Public LLMs are a bigger issue, of course. The best answer is to never include sensitive data in any query. However, to get a specific answer it may be necessary to include information you would rather not and remember that it’s possible for seemingly unrelated information from different sessions by the same individual to be linked and used to extrapolate data that hasn’t been specifically delivered as related. It really boils down to being thoughtful about what you are asking and how you are asking it. Always remember that these LLMs are not your friend and do not have your best interest in mind. As the adage goes, if you aren’t paying for the service, then you are the currency. Your information is the coin of the realm.
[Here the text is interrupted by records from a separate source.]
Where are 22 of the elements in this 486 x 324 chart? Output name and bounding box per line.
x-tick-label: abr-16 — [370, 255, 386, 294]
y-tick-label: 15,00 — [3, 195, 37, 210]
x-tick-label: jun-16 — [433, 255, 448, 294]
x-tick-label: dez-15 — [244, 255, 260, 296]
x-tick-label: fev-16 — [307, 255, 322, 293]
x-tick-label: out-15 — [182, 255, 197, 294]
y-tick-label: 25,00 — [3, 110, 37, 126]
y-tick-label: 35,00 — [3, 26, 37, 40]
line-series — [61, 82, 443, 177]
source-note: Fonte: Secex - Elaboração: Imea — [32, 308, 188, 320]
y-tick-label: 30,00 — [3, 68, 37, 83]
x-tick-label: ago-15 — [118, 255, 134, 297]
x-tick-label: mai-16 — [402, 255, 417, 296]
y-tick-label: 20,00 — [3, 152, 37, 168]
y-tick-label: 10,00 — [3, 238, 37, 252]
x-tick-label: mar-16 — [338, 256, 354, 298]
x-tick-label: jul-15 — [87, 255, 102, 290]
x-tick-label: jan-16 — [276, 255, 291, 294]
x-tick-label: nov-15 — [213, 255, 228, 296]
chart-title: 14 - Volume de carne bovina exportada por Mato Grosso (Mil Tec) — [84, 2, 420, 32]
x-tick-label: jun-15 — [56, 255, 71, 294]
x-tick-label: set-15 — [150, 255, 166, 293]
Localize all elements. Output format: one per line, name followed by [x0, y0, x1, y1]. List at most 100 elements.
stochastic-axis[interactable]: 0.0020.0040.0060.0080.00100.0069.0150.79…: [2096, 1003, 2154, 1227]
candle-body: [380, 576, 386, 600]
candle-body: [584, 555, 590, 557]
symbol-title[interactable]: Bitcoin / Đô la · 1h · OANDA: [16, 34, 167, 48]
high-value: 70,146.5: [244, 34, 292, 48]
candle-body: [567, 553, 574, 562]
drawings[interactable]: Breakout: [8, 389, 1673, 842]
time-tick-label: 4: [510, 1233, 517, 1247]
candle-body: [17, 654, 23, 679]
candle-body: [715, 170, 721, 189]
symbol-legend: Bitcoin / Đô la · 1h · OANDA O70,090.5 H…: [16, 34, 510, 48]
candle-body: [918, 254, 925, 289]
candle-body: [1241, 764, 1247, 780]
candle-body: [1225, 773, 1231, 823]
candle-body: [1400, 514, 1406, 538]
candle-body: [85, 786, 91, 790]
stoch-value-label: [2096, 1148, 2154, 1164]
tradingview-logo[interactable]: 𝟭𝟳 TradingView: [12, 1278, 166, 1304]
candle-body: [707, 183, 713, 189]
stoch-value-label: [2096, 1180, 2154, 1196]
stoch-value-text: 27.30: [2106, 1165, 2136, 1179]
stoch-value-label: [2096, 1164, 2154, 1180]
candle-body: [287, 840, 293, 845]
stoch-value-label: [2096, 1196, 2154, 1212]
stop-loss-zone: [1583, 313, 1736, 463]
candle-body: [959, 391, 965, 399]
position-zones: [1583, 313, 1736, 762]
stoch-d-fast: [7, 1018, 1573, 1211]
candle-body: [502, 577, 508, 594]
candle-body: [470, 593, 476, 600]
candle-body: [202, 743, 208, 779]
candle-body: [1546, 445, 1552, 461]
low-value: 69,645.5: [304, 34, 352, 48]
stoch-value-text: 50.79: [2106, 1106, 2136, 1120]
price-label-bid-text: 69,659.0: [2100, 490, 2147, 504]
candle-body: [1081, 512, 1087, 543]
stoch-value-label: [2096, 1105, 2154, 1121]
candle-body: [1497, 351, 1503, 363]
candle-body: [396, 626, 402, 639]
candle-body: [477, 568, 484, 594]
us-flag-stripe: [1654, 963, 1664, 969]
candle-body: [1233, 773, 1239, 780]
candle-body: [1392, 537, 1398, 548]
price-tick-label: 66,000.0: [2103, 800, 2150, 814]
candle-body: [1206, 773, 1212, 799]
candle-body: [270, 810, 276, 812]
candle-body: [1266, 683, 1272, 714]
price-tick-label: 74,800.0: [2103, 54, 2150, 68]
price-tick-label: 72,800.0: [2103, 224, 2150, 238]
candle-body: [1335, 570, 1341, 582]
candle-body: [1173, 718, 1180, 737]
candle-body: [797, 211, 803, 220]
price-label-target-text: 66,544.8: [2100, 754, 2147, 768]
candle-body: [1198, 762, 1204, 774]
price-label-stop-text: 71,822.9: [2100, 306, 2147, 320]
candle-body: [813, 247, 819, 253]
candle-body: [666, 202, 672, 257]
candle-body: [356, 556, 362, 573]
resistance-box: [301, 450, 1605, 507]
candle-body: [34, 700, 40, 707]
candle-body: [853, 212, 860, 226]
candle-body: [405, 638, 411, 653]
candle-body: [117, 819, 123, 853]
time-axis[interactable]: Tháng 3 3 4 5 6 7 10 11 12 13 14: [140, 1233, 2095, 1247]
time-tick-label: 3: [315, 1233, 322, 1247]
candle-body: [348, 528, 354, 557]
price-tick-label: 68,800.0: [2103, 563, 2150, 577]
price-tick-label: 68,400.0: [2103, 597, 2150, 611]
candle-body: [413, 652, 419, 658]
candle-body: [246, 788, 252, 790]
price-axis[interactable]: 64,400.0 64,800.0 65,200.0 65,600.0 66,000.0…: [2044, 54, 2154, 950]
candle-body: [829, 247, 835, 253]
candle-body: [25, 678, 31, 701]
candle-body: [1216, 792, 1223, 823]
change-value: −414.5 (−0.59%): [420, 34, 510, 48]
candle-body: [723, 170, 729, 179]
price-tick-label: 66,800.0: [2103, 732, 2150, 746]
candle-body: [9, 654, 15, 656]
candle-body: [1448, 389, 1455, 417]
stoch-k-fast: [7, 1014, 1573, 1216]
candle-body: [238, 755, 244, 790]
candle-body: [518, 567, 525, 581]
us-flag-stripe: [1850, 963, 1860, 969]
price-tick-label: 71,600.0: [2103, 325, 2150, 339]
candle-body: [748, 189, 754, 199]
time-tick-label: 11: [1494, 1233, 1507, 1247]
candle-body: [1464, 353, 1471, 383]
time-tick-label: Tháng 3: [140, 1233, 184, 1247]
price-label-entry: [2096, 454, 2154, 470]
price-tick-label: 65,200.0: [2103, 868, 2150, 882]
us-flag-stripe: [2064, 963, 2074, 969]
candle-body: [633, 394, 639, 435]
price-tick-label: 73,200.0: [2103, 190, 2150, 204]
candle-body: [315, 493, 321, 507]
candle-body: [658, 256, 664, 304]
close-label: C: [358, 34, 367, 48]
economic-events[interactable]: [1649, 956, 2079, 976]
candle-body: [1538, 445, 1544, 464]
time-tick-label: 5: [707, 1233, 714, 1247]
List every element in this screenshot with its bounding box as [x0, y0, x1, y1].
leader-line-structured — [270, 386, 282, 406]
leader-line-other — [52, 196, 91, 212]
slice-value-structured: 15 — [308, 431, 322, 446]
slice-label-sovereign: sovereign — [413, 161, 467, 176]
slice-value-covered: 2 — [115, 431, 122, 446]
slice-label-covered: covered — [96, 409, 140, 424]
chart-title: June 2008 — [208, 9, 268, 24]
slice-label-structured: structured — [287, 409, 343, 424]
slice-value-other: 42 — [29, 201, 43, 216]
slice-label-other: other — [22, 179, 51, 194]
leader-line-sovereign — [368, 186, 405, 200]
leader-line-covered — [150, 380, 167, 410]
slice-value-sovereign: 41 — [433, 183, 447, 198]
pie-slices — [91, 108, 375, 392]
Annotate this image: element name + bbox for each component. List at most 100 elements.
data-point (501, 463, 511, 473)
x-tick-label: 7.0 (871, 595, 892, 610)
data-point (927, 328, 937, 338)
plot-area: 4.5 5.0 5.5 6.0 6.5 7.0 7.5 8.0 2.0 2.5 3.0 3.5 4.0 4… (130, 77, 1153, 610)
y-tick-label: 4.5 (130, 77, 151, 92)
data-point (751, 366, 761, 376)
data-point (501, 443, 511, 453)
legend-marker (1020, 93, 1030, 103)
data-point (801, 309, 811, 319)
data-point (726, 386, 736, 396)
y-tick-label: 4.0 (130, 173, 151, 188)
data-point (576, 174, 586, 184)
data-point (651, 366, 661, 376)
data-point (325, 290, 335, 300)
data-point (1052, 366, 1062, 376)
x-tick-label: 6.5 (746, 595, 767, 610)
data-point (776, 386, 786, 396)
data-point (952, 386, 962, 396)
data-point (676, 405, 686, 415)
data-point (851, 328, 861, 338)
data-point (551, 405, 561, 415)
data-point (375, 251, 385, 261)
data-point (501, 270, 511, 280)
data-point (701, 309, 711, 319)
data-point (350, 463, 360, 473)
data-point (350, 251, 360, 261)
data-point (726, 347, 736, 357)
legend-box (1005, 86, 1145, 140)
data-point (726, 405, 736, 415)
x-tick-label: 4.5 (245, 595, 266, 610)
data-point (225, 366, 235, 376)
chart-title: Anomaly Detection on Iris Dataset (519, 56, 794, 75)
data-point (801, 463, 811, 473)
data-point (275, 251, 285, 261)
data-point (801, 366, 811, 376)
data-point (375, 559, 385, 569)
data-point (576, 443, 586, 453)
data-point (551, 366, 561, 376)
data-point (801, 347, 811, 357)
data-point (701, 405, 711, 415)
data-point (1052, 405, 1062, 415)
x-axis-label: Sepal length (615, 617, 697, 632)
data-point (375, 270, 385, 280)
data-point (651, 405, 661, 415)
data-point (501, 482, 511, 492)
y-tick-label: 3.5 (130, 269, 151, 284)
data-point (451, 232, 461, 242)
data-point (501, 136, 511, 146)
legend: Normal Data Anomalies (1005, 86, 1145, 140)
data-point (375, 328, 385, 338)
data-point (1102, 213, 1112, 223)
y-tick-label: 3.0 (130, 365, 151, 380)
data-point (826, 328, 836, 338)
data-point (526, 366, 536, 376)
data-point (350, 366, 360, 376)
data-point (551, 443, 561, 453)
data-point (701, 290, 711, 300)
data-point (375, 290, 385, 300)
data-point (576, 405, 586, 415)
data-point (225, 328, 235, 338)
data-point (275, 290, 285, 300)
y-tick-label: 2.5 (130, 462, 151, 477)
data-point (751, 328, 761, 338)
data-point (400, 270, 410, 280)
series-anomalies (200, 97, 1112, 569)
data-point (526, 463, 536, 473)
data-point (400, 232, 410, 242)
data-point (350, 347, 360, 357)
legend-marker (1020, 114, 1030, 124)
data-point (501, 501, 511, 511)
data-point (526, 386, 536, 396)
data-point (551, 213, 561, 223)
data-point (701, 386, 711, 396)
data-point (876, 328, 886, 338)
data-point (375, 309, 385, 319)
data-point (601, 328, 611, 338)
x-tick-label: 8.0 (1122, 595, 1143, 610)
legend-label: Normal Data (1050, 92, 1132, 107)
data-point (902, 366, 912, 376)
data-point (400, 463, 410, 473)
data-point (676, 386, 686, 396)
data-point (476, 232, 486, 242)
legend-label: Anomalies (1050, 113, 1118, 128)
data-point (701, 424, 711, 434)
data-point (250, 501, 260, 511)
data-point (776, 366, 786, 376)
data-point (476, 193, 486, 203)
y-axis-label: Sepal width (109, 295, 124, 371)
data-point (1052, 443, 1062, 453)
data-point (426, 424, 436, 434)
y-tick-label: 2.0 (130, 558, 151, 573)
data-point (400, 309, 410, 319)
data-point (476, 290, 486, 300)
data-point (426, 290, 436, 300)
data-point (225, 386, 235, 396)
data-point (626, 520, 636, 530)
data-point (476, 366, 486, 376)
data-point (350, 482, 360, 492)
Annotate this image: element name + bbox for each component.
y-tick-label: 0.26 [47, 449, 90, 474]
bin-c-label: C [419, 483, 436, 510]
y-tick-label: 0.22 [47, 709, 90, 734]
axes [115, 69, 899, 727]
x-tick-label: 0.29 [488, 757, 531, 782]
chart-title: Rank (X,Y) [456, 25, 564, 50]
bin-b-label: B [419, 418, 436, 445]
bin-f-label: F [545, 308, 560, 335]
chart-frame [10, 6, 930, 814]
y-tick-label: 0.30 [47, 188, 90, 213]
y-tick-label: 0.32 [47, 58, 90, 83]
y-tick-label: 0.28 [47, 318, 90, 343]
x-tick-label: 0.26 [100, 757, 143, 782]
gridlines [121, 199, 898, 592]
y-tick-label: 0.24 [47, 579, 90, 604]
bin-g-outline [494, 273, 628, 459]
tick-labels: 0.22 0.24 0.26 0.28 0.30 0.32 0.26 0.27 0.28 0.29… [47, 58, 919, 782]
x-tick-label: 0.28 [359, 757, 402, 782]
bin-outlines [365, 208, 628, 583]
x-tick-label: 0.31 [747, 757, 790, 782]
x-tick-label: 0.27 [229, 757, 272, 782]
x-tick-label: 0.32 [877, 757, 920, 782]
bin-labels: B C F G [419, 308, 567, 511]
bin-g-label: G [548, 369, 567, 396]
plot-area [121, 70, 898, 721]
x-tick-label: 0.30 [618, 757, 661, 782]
LLM AI is a powerful, engaging tool and so useful that it is not likely to go away. The toothpaste is out of the tube and will be difficult, at best, to put back. It is easy to see this capability expanding into every aspect of our lives. So with that in mind, it’s imperative that each individual carefully consider what information to share, how to interpret the results returned and, just as with any sensitive data input into a system, understand the ramifications of that information being exposed as well as the rights claimed in relation to that data by the service provider. Read the privacy statements. Consider the terms of service from the provider and make informed decisions from there. Your privacy and that of your company depend on your diligence.